Donald Trump Will Defeat ISIS
Donald Trump Will Defeat ISIS by Andrew Exum, The Atlantic / Defense One
And it will be mostly due to the work of his predecessor.
The dysfunction at the highest levels of the American government right now obscures a dramatic reality: Donald Trump is going to defeat the Islamic State, and Americans need to be fine with that.
Like most of the people reading this, I have been so completely absorbed by the drama at the White House over the past week that its been easy to lose track of what’s taking place on the ground in the Middle East, where U.S. troops, diplomats, and intelligence professionals continue to work by, with, and through local forces to destroy the Islamic State.

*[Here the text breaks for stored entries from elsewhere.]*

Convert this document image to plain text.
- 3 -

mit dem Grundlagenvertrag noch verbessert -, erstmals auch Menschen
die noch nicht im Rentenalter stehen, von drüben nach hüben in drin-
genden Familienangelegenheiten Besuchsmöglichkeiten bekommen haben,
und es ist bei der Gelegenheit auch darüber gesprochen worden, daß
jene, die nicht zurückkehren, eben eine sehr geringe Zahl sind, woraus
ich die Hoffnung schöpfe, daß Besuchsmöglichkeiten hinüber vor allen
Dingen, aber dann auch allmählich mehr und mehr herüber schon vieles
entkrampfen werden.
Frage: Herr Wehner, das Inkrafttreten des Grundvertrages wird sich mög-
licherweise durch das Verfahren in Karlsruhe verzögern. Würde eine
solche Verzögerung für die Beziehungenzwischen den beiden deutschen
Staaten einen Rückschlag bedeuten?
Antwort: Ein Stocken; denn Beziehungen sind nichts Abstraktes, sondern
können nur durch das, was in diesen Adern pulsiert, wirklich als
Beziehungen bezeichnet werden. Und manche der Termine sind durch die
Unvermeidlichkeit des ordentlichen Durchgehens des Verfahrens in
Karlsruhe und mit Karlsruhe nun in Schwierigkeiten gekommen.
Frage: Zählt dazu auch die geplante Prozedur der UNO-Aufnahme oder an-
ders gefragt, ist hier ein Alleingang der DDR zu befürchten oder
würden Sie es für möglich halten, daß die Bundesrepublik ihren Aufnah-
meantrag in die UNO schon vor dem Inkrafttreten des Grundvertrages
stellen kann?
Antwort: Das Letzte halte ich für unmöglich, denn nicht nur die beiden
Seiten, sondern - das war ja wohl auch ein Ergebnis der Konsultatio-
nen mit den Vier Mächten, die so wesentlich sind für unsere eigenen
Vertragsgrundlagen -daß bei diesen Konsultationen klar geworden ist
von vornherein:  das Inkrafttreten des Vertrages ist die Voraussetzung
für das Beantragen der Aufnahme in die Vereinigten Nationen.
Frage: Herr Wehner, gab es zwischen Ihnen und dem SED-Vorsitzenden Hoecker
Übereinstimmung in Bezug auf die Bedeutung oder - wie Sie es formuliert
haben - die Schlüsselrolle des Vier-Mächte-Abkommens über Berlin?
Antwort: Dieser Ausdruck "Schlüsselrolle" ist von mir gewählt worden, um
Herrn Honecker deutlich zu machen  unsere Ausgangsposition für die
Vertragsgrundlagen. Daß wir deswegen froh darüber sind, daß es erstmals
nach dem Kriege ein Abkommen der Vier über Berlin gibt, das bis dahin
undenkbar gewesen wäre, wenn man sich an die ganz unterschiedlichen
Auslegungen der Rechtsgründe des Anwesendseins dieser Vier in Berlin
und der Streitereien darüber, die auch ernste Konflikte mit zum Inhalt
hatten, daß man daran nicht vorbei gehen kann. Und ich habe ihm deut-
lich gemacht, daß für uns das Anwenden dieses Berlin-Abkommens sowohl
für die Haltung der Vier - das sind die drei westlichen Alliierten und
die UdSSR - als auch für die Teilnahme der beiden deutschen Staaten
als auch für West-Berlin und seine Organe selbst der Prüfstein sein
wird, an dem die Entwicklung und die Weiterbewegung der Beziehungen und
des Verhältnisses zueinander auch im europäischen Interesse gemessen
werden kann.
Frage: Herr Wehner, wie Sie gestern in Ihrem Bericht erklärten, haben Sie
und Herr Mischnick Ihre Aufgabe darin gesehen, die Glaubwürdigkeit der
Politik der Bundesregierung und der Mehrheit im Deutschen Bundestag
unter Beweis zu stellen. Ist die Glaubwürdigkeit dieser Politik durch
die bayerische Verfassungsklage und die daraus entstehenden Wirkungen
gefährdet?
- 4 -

When President Obama turned the affairs of state over to President Trump on January 20th, the Islamic State was in full retreat across Iraq and Syria. This was no accident: In the fall of 2015, while I was serving as the head of the Pentagon’s Middle East policy shop, the Obama administration ramped up its campaign against the group—and began to see the effects of that escalation when Iraqi forces retook Ramadi in December of 2015.
Over the course of a very difficult summer of 2015—one in which both Ramadi in Iraq and Palmyra in Syria had fallen under the black flags of the Islamic State—civilian and military planners noticed an opportunity: For the first time since their campaign began in 2014, the U.S. and coalition forces surrounding the Islamic State were in a position to squeeze it from all directions.
When I came back into the Department of Defense in 2015 after a two-year sojourn away, I was struck by how well the Islamic State moved men, weapons, and materiel across the battlefield in Iraq and Syria. This allowed them to apply pressure to the places where the forces in opposition were weakest. It also allowed them to mass their own limited forces in places where they could overmatch their opposition.
If we could figure out a way to apply pressure to the group from multiple directions and cut off its key supply routes, that would create real dilemmas for them.